In 12 months he shot up from 1,199th in the world rankings to No. 13. He finished second in the FedExCup and threatened to win his first major in 10 years in the last two majors conducted; a sixth-place tie in the British Open, where he took the lead to the back nine, and a runner-up finish in the PGA Championship.
He had five other top-6 finishes in 18 starts, highlighted by his season-ending victory in the Tour Championship, his 80th Tour title and first since 2013.
Woods said his stroll down the 18th fairway at East Lake Golf Club, a short journey to the green he took just a few steps in front of thousands of fans roaring their approval just behind him, was one of the “most special moments I’ve had as a player in my entire career.”
“The atmosphere has been so different. It’s been so appreciative and electric. I have felt that,” said Woods, who called himself a walking miracle. “I was in bad shape for a couple years, and my back wasn’t very good, and my life was tough to deal with, with the nerve pain. “It’s been truly a blessing.” While Woods knows Father Time is undefeated — he turns 43 Sunday — he has been blessed with a second chance and will march on in 2019, confident he can win again. He has begun his offseason prep work, both in the weight room and on the golf course. Expect his first event to be the Farmers Insurance Open at Torrey Pines in San Diego, which he has won a record seven times and where he captured his 14th and most recent major title, the 2008 U.S. Open, on the same seaside grounds.
Also expect to see him play his favorite stops: the Genesis Open, Arnold Palmer Invitational, The Players Championship, the Memorial. And the sites of three of the four majors could prove fruitful again as Woods tries to hunt down Jack Nicklaus’ record of 18 major championship titles. Augusta National is home to the Masters, which Woods has won four times, most recently in 2005; the PGA Championship is at Bethpage Black, where he won the 2002 U.S. Open; and the U.S. Open is at Pebble Beach, where he won the 2000 U.S. Open by 15 shots.
His peers again expect a challenge on their hands no matter where Woods plays. Bryson DeChambeau, the only player to win four PGA Tour titles in 2018, expects more of Woods’ “greatness to come forth.” Reigning Masters champion Patrick Reed said Woods “isn’t done winning.” Rickie Fowler said the red shirt “means something again on Sundays.”
Also take note of what Nicklaus said of Woods two weeks ago. “I think his swing is much better now than it ever was,” Nicklaus told Golfweek. “The reason for that is Tiger was very much up and down with his head, and I think that put a lot of pressure on his back. The fusion that he had, obviously was something he didn’t want but it was something he needed.
“I didn’t think he would ever play golf as well as he’s playing. I never dreamed that he would play quite as well as he has, and that the operation actually leveled out his head and leveled out his swing.”
The new year isn’t void of compelling narratives.

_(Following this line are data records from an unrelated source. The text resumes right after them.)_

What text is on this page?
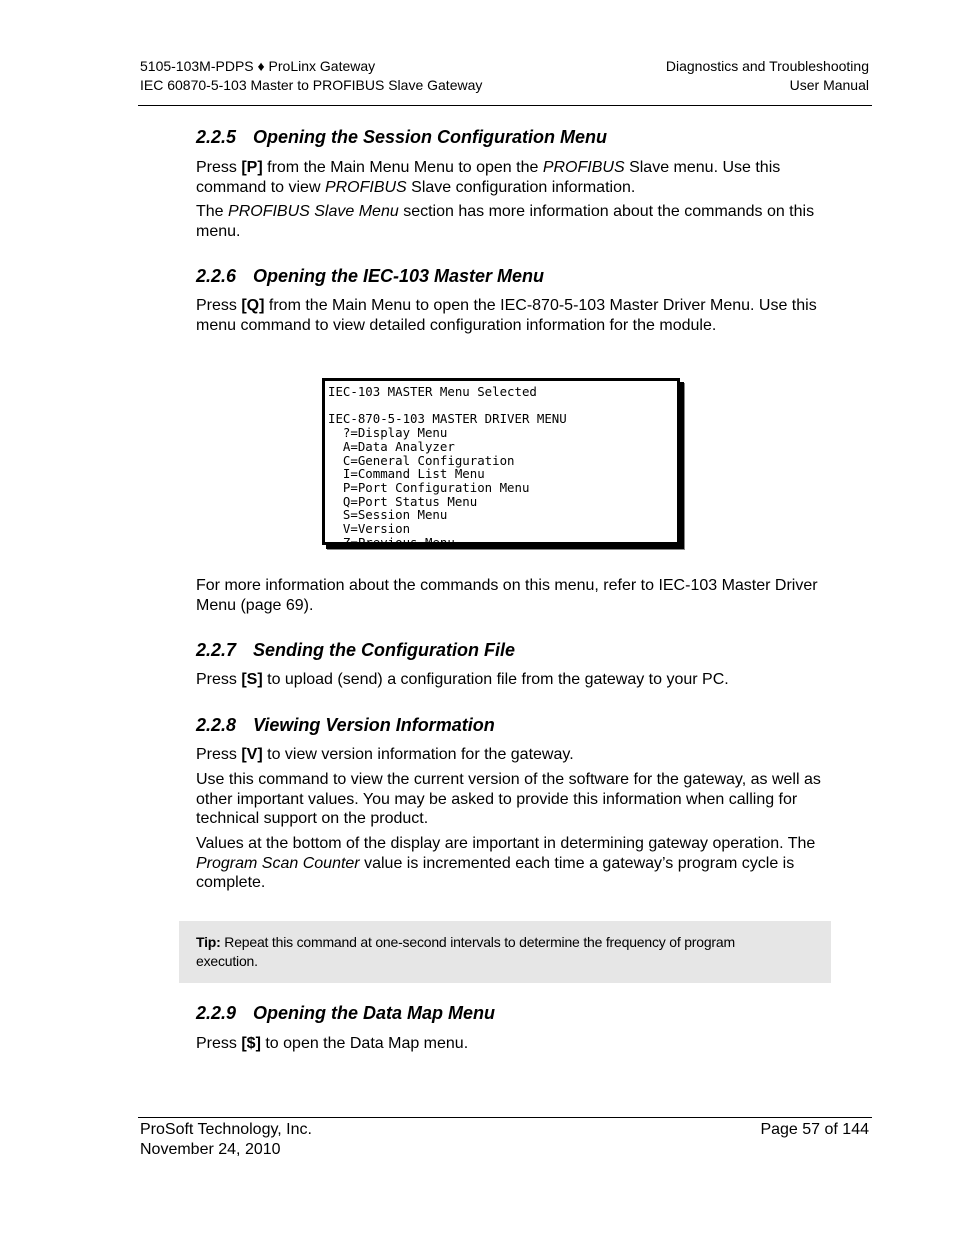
5105-103M-PDPS ♦ ProLinx Gateway
IEC 60870-5-103 Master to PROFIBUS Slave Gateway
Diagnostics and Troubleshooting
User Manual
2.2.5 Opening the Session Configuration Menu

Press [P] from the Main Menu Menu to open the PROFIBUS Slave menu. Use this command to view PROFIBUS Slave configuration information.

The PROFIBUS Slave Menu section has more information about the commands on this menu.

2.2.6 Opening the IEC-103 Master Menu

Press [Q] from the Main Menu to open the IEC-870-5-103 Master Driver Menu. Use this menu command to view detailed configuration information for the module.

IEC-103 MASTER Menu Selected

IEC-870-5-103 MASTER DRIVER MENU
?=Display Menu
A=Data Analyzer
C=General Configuration
I=Command List Menu
P=Port Configuration Menu
Q=Port Status Menu
S=Session Menu
V=Version
Z=Previous Menu

For more information about the commands on this menu, refer to IEC-103 Master Driver Menu (page 69).

2.2.7 Sending the Configuration File

Press [S] to upload (send) a configuration file from the gateway to your PC.

2.2.8 Viewing Version Information

Press [V] to view version information for the gateway.

Use this command to view the current version of the software for the gateway, as well as other important values. You may be asked to provide this information when calling for technical support on the product.

Values at the bottom of the display are important in determining gateway operation. The Program Scan Counter value is incremented each time a gateway’s program cycle is complete.

Tip: Repeat this command at one-second intervals to determine the frequency of program execution.

2.2.9 Opening the Data Map Menu

Press [$] to open the Data Map menu.

ProSoft Technology, Inc.
November 24, 2010
Page 57 of 144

Can Brooks Koepka become the second player to win the U.S. Open three consecutive times? Will Jordan Spieth and Hideki Matsuyama regain their best form after winless seasons? Can Justin Rose become the first to win the FedExCup in back-to-back years? After players played musical chairs with the top perch in the world golf rankings in 2018, who ends the year No. 1? Then there is Tiger.
“I understand what my body can and can’t do,” he said. “I have a better understanding of how to train, and my swing has evolved throughout the year as well as my equipment. So everything has gotten better throughout the year, and towards the end of the season I started playing some of my best golf.
“The expectations are much different. Now I know I can do it. Now it’s just about managing and making sure I’m fresh for events because I know I can win tournaments again.”
The crowd follows Tiger Woods in the Tour Championship Sept. 23. Woods won by two shots for his first victory in five years.